Product differentiation - in quality, packaging, design, color, and style - has an important impact on consumer choice. It also provides a rich source of data that has been largely unexplored because there has been no generally accepted way to model the information available. This important study shows that an understanding of product differentiation is crucial to understanding how modern market economies function and that differentiated markets can be analyzed using discrete choice models of consumer behavior. It provides a valuable synthesis of existing, often highly technical work in both differentiated markets and discrete choice models and extends this work to establish a coherent theoretical underpinning for research in imperfect competition.The discrete choice approach provides an ideal framework for describing the demands for differentiated products and can be used for studying most product differentiation models in the literature.

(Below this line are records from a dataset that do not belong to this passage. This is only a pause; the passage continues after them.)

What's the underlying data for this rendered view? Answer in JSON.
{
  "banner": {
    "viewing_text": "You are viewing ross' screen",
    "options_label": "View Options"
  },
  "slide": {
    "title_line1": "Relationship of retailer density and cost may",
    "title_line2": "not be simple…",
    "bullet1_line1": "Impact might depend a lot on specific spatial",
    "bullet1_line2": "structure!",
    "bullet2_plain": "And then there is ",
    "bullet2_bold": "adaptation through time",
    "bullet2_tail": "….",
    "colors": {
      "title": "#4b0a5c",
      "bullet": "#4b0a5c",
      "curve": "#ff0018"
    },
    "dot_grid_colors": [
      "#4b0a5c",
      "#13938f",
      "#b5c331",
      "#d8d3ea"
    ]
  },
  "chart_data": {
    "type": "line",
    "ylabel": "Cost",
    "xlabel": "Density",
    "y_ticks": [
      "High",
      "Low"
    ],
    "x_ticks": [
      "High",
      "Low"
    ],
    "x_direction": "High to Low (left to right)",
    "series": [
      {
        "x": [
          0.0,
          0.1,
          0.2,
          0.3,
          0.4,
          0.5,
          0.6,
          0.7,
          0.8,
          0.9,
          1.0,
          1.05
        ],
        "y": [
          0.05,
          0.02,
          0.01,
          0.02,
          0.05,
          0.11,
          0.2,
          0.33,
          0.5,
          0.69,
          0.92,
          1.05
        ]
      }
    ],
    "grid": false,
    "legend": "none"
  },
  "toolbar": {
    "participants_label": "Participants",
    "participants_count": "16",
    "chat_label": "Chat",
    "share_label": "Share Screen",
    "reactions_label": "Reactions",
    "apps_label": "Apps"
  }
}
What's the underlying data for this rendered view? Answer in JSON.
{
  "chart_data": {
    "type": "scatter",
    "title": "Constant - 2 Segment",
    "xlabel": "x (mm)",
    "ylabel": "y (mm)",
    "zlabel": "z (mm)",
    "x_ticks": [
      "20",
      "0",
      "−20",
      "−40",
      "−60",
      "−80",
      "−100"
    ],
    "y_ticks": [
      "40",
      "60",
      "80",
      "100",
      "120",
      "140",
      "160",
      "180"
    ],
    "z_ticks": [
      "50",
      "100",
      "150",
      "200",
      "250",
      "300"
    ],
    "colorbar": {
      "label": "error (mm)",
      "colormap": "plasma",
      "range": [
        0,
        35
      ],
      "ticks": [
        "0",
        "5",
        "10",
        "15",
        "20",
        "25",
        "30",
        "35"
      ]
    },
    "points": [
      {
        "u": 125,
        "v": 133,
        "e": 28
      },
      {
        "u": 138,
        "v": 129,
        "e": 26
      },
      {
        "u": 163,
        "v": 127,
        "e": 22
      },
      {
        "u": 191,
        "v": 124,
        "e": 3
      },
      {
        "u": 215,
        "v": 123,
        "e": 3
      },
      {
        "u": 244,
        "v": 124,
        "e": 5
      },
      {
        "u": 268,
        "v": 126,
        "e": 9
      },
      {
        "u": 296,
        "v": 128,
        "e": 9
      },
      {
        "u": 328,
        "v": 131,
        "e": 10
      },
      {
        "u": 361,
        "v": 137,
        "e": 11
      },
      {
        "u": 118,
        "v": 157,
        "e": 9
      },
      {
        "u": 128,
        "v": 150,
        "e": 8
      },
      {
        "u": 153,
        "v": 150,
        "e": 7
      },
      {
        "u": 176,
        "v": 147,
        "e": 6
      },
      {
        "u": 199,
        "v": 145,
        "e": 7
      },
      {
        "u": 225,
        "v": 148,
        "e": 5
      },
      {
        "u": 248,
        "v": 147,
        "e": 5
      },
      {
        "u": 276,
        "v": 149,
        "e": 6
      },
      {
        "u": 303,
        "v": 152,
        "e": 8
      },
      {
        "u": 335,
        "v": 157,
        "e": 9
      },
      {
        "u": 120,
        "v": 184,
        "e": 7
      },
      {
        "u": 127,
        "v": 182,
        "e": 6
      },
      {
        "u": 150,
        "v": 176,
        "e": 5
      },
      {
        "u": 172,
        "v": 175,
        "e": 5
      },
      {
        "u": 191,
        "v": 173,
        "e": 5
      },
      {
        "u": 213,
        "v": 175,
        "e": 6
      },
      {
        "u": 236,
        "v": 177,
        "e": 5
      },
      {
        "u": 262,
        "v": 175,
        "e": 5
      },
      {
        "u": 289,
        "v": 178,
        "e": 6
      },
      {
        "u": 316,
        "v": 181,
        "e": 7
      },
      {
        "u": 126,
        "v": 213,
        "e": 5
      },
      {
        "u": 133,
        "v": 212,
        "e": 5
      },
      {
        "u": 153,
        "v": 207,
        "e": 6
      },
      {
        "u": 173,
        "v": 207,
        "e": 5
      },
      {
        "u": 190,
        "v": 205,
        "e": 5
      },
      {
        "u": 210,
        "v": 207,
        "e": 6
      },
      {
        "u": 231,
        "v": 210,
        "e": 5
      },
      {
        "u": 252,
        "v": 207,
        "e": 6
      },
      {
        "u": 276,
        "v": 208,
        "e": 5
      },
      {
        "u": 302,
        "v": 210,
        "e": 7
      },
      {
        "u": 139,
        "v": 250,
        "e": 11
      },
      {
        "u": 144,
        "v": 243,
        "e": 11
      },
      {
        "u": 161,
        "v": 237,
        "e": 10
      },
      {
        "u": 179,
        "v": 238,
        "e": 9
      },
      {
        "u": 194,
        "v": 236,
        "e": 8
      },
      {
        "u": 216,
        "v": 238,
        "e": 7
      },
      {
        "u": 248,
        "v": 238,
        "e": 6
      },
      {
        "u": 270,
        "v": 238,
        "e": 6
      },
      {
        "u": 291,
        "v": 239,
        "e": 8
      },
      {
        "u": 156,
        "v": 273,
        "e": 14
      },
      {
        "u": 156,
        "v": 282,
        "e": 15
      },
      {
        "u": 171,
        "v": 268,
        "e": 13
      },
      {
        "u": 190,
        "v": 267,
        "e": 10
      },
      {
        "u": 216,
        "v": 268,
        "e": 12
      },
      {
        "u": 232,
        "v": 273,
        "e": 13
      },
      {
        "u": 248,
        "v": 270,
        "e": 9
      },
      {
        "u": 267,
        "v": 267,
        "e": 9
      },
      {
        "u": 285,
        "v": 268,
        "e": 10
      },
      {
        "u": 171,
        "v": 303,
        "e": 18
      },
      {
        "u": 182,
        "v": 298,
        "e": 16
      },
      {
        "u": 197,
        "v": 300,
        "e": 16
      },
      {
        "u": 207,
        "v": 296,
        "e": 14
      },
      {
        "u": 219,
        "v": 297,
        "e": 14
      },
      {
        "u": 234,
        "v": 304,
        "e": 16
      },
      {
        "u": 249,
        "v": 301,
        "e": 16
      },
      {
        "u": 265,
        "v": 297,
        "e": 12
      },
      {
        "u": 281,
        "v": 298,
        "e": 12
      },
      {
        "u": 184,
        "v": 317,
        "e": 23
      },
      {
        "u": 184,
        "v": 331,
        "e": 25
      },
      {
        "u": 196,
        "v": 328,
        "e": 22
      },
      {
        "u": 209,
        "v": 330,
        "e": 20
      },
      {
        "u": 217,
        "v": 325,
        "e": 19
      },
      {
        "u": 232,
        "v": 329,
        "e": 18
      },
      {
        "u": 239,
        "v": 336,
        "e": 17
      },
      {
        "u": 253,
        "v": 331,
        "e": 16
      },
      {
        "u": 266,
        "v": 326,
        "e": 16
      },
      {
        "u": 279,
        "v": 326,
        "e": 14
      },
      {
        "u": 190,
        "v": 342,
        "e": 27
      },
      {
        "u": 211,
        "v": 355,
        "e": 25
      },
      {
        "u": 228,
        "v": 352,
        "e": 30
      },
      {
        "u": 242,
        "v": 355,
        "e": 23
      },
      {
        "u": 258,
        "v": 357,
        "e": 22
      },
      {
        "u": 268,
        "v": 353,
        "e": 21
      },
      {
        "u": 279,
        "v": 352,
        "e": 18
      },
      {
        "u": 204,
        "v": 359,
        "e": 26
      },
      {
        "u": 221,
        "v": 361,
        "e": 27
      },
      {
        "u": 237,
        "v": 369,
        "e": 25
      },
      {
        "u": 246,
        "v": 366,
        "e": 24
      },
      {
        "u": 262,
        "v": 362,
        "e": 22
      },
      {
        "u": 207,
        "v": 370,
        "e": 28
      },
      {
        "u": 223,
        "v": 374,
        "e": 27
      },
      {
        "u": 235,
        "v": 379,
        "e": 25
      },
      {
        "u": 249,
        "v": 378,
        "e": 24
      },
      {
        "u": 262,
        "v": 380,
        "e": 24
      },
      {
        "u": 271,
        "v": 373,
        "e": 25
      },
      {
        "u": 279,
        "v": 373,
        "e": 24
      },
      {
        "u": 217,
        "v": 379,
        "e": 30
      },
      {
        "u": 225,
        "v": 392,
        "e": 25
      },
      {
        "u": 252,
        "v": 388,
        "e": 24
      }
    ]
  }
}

By introducing extra dimensions of product heterogeneity, the framework also provides richer models of firm location. Discrete Choice Theory of Product Differentiation introduces students and researchers to the field, starting at the beginning and moving through to frontier research. The first four chapters detail the consumer-theoretic foundations underlying choice probability systems (including an overview of the main models used in the psychological theory of choice), while the next four chapters apply the probabilistic choice approach to oligopoly models of product differentiation, product selection, and location choice. The final chapter suggests various extensions of the models presented as well topics for further research.